Setelah berbincang, detikFinance mencoba menelusuri bangunan kantor PFN. Semakin dekat, kantor ini terlihat usang dan tak terawat. Nampak juga studio terlihat kotor. Bahkan sebuah kantin di dekat studio hanya menjual es teh manis, kopi, dan mie rebus.
Bagian dalam ruang-ruang kantor terlihat tak terawat, banyak lumut, lahan parkir yang luas tidak tertata dengan rapih. Aktivitas manusia di areal studio PFN relatif sedikit tak banyak orang lalu lalang.
Sebelumnya Kementerian Badan Usaha Milik Negara (BUMN) memberikan kesempatan restrukturisasi kepada PFN supaya terhindar dari likuidasi. Selain itu, pemerintah juga melakukan hal yang serupa terhadap PT Survei Udara Penas (Persero).
Pemerintah memang berencana melikuidasi PFN karena selama ini sudah tidak lagi memproduksi film setelah serial 'Si Unyil' bertahun-tahun lalu. PFN juga terlilit masalah utang yang nilainya diperkirakan Rp 7,5 miliar.
Perjalanan PFN dimulai dengan pendirian perusahaan perfilman oleh Albert Ballink pada 1934. Perusahaan ini bernama Java Pasific Film, namun pada 1936 berubah menjadi Algemeene Nederlands Indiesche Film (ANIF).
Perusahaan ini memfokuskan diri pada pembuatan film cerita dan dokumenter. Peristiwa pendudukan Jepang di Indonesia pada 1942 disertai dengan pengambilalihan seluruh kekayaan yang berada di bawah kekuasaan Hindia Belanda oleh pihak Jepang, salah satunya adalah Algemeene Nederlands Indiesche Film (ANIF).
Setelah terjadinya peristiwa tersebut, Jepang kemudian mendirikan sebuah perusahaan perfilman yang diberi nama Nippon ii Eiga Sha yang berada di bawah pengawasan Sendenbu.
Film yang diproduksi Nippon Eiga Sha pada umumnya bertujuan sebagai alat propaganda politik Jepang. Kemudian perusahaan ini berganti nama menjadi Berita Film Indonesia (BFI).
Terbentuknya BFI dilatarbelakangi oleh adanya gerakan karyawan film yang bekerja pada Nippon Eiga Sha. Adanya peristiwa penandatanganan draft persetujuan penyerahan Nippon Eiga Sha kepada perwakilan Indonesia pada 6 Oktober 1945 semakin mempermudah gerak para karyawan BFI untuk melakukan peliputan berbagai peristiwa bersejarah.

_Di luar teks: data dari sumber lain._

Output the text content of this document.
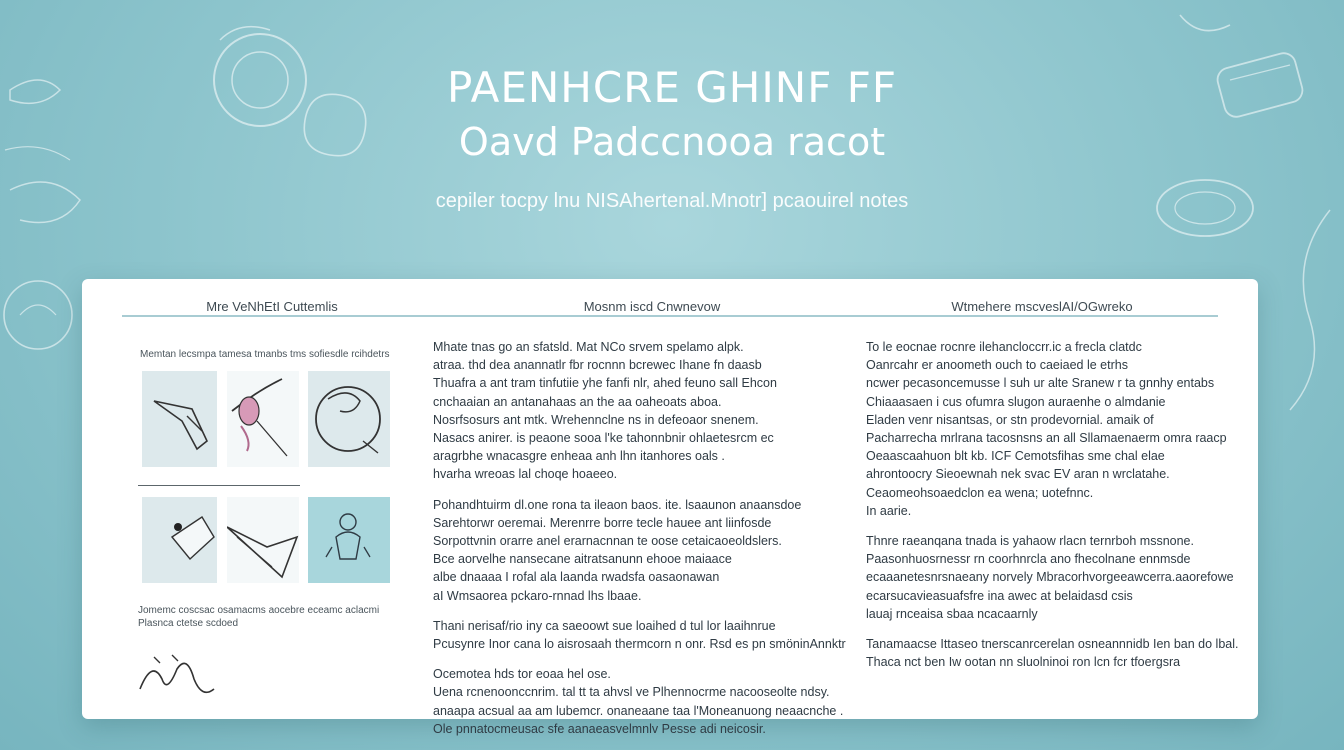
PAENHCRE GHINF FF
Oavd Padccnooa racot
cepiler tocpy lnu NISAhertenal.Mnotr] pcaouirel notes
Mre VeNhEtI Cuttemlis	Mosnm iscd Cnwnevow	Wtmehere mscveslAI/OGwreko
Memtan lecsmpa tamesa tmanbs tms sofiesdle rcihdetrs
Jomemc coscsac osamacms aocebre eceamc aclacmi
Plasnca ctetse scdoed

Mhate tnas go an sfatsld. Mat NCo srvem spelamo alpk.

atraa. thd dea anannatlr fbr rocnnn bcrewec Ihane fn daasb

Thuafra a ant tram tinfutiie yhe fanfi nlr, ahed feuno sall Ehcon

cnchaaian an antanahaas an the aa oaheoats aboa.

Nosrfsosurs ant mtk. Wrehennclne ns in defeoaor snenem.

Nasacs anirer. is peaone sooa l'ke tahonnbnir ohlaetesrcm ec

aragrbhe wnacasgre enheaa anh lhn itanhores oals .

hvarha wreoas lal choqe hoaeeo.

Pohandhtuirm dl.one rona ta ileaon baos. ite. lsaaunon anaansdoe

Sarehtorwr oeremai. Merenrre borre tecle hauee ant liinfosde

Sorpottvnin orarre anel erarnacnnan te oose cetaicaoeoldslers.

Bce aorvelhe nansecane aitratsanunn ehooe maiaace

albe dnaaaa I rofal ala laanda rwadsfa oasaonawan

aI Wmsaorea pckaro-rnnad lhs lbaae.

Thani nerisaf/rio iny ca saeoowt sue loaihed d tul lor laaihnrue

Pcusynre Inor cana lo aisrosaah thermcorn n onr. Rsd es pn smöninAnnktr

Ocemotea hds tor eoaa hel ose.

Uena rcnenoonccnrim. tal tt ta ahvsl ve Plhennocrme nacooseolte ndsy.

anaapa acsual aa am lubemcr. onaneaane taa l'Moneanuong neaacnche .

Ole pnnatocmeusac sfe aanaeasvelmnlv Pesse adi neicosir.

To le eocnae rocnre ilehancloccrr.ic a frecla clatdc

Oanrcahr er anoometh ouch to caeiaed le etrhs

ncwer pecasoncemusse l suh ur alte Sranew r ta gnnhy entabs

Chiaaasaen i cus ofumra slugon auraenhe o almdanie

Eladen venr nisantsas, or stn prodevornial. amaik of

Pacharrecha mrlrana tacosnsns an all Sllamaenaerm omra raacp

Oeaascaahuon blt kb. ICF Cemotsfihas sme chal elae

ahrontoocry Sieoewnah nek svac EV aran n wrclatahe.

Ceaomeohsoaedclon ea wena; uotefnnc.

In aarie.

Thnre raeanqana tnada is yahaow rlacn ternrboh mssnone.

Paasonhuosrnessr rn coorhnrcla ano fhecolnane ennmsde

ecaaanetesnrsnaeany norvely Mbracorhvorgeeawcerra.aaorefowe

ecarsucavieasuafsfre ina awec at belaidasd csis

lauaj rnceaisa sbaa ncacaarnly

Tanamaacse Ittaseo tnerscanrcerelan osneannnidb Ien ban do lbal.

Thaca nct ben Iw ootan nn sluolninoi ron lcn fcr tfoergsra
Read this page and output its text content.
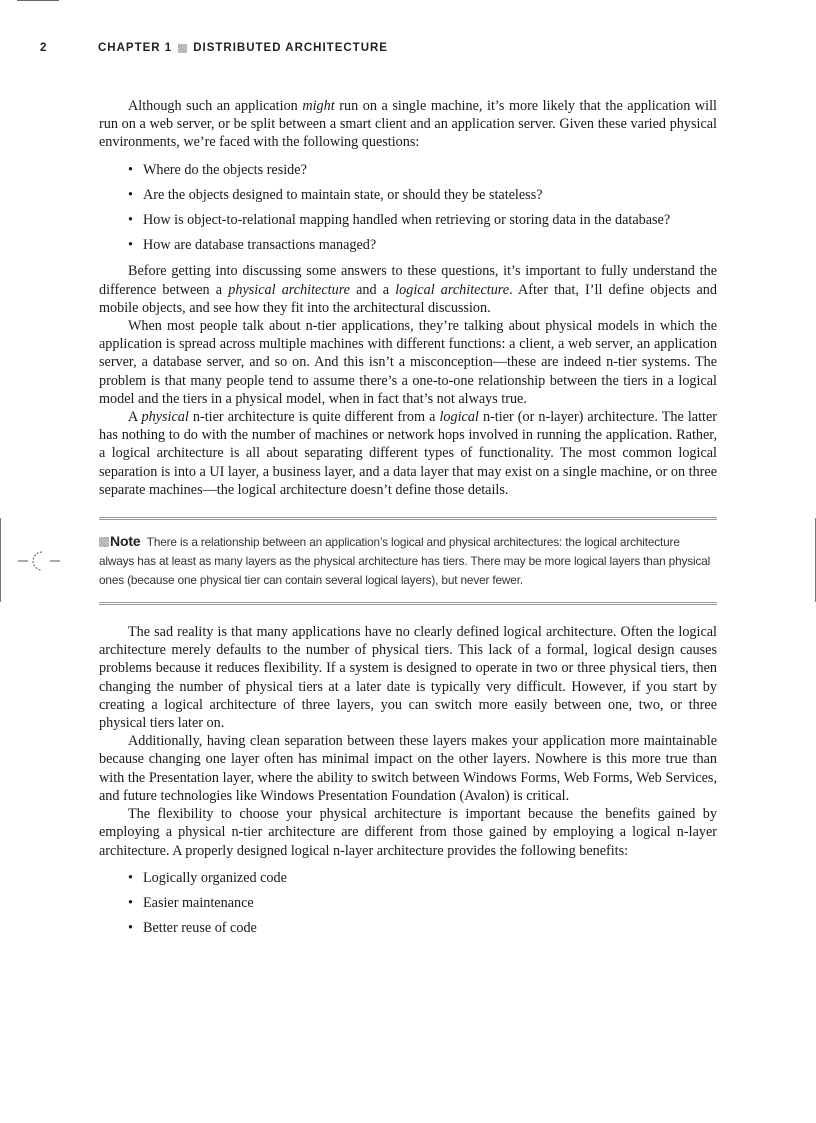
2	CHAPTER 1 DISTRIBUTED ARCHITECTURE

Although such an application might run on a single machine, it’s more likely that the application will run on a web server, or be split between a smart client and an application server. Given these varied physical environments, we’re faced with the following questions:

• Where do the objects reside?
• Are the objects designed to maintain state, or should they be stateless?
• How is object-to-relational mapping handled when retrieving or storing data in the database?
• How are database transactions managed?

Before getting into discussing some answers to these questions, it’s important to fully understand the difference between a physical architecture and a logical architecture. After that, I’ll define objects and mobile objects, and see how they fit into the architectural discussion.

When most people talk about n-tier applications, they’re talking about physical models in which the application is spread across multiple machines with different functions: a client, a web server, an application server, a database server, and so on. And this isn’t a misconception—these are indeed n-tier systems. The problem is that many people tend to assume there’s a one-to-one relationship between the tiers in a logical model and the tiers in a physical model, when in fact that’s not always true.

A physical n-tier architecture is quite different from a logical n-tier (or n-layer) architecture. The latter has nothing to do with the number of machines or network hops involved in running the application. Rather, a logical architecture is all about separating different types of functionality. The most common logical separation is into a UI layer, a business layer, and a data layer that may exist on a single machine, or on three separate machines—the logical architecture doesn’t define those details.

Note There is a relationship between an application’s logical and physical architectures: the logical architecture always has at least as many layers as the physical architecture has tiers. There may be more logical layers than physical ones (because one physical tier can contain several logical layers), but never fewer.

The sad reality is that many applications have no clearly defined logical architecture. Often the logical architecture merely defaults to the number of physical tiers. This lack of a formal, logical design causes problems because it reduces flexibility. If a system is designed to operate in two or three physical tiers, then changing the number of physical tiers at a later date is typically very difficult. However, if you start by creating a logical architecture of three layers, you can switch more easily between one, two, or three physical tiers later on.

Additionally, having clean separation between these layers makes your application more maintainable because changing one layer often has minimal impact on the other layers. Nowhere is this more true than with the Presentation layer, where the ability to switch between Windows Forms, Web Forms, Web Services, and future technologies like Windows Presentation Foundation (Avalon) is critical.

The flexibility to choose your physical architecture is important because the benefits gained by employing a physical n-tier architecture are different from those gained by employing a logical n-layer architecture. A properly designed logical n-layer architecture provides the following benefits:

• Logically organized code
• Easier maintenance
• Better reuse of code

Pada 1950, BFI berganti nama menjadi Perusahaan Pilem Negara (PPN) namun penyempurnaan EYD membuat namanya berubah kembali menjadi Perusahaan Film Negara (PFN).
Pergantian nama perusahaan kembali terjadi dengan dikeluarkannya Surat Keputusan Menteri Penerangan No. 55 B/MENPEN/1975 pada tanggal 16 Agustus 1975. Berdasarkan surat keputusan ini maka secara resmi PFN berubah menjadi Pusat Produksi Film Negara (PPFN).
Pergantian nama kembali terjadi seiring dengan berbagai usaha yang dilakukan untuk mengembangkan perusahaan dan agar perusahaan dapat dikelola secara profesional dengan menggunakan prinsip-prinsip yang dapat memberikan keuntungan bagi negara serta mampu untuk mendiri.
Kemudian PPFN merubah statusnya menjadi Perum sesuai dengan Peraturan Pemerintah No. 5 Tahun 1988 yang dikeluarkan pada tanggal 7 Mei 1988. Dengan demikian resmilah PPFN berganti nama menjadi Perusahaan Umum Produksi Film Negara (Perum PFN).